李则安在太后寝宫停留了半个时辰就离开了。
毕竟是有孕在身,太后没法伺候他,但还是贴心地让自己的侍女贴身伺候,毕竟这位侍女是从先帝在时就伺候她,知道的事情太多,不可能放走,正好趁此机会喝点汤。
李则安很清楚,这是女子固宠的手段。
他没有拒绝。
能被太后看上的侍女,姿色、见识都是好的,而且深知自己的处境,对他更是曲意逢迎,伺候得舒舒服服。
这大抵是为上位者殚精竭虑的一点小小福利吧。
李则安已经懒得数自己有过多少女人。
若是将这种注定只有雨露之情的算上,那至少几十个了。
他现在已经是大唐实质性的君王,这个数量并不算夸张。
他打了九年仗,偶尔享受享受也很合理。
享受完温柔的伺候,将侍女挥退,李则安又和太后闲聊一阵,重点问了问小皇帝的教育、生活,这才准备离去。

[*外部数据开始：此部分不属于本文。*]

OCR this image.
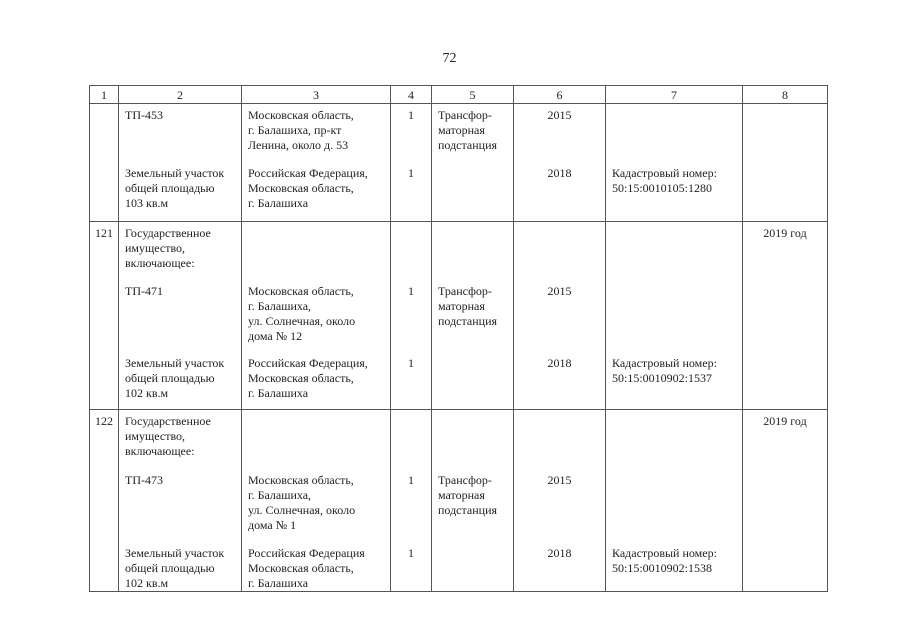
72
1	2	3	4	5	6	7	8
	ТП-453	Московская область,
г. Балашиха, пр-кт
Ленина, около д. 53	1	Трансфор-
маторная
подстанция	2015		
	Земельный участок
общей площадью
103 кв.м	Российская Федерация,
Московская область,
г. Балашиха	1		2018	Кадастровый номер:
50:15:0010105:1280	
121	Государственное
имущество,
включающее:						2019 год
	ТП-471	Московская область,
г. Балашиха,
ул. Солнечная, около
дома № 12	1	Трансфор-
маторная
подстанция	2015		
	Земельный участок
общей площадью
102 кв.м	Российская Федерация,
Московская область,
г. Балашиха	1		2018	Кадастровый номер:
50:15:0010902:1537	
122	Государственное
имущество,
включающее:						2019 год
	ТП-473	Московская область,
г. Балашиха,
ул. Солнечная, около
дома № 1	1	Трансфор-
маторная
подстанция	2015		
	Земельный участок
общей площадью
102 кв.м	Российская Федерация
Московская область,
г. Балашиха	1		2018	Кадастровый номер:
50:15:0010902:1538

就在他要离开时,太后终究还是忍不住问道:“行舟,我听闻已经有人上劝进表,我是不是该提醒明儿做好准备了。”
“不急。”
李则安没有否认劝进表,也没有装模作样的诚恐诚惶。
既然全天下都知道他即将接位,又何必遮遮掩掩。
大丈夫做事,就该坦坦荡荡。
治理国家的水太深,明子你把握不住,还是让叔叔来吧。
太后犹豫了一下,还是决定据实相告,“有些课程是明儿想学,也有些是张太傅主动要求的。”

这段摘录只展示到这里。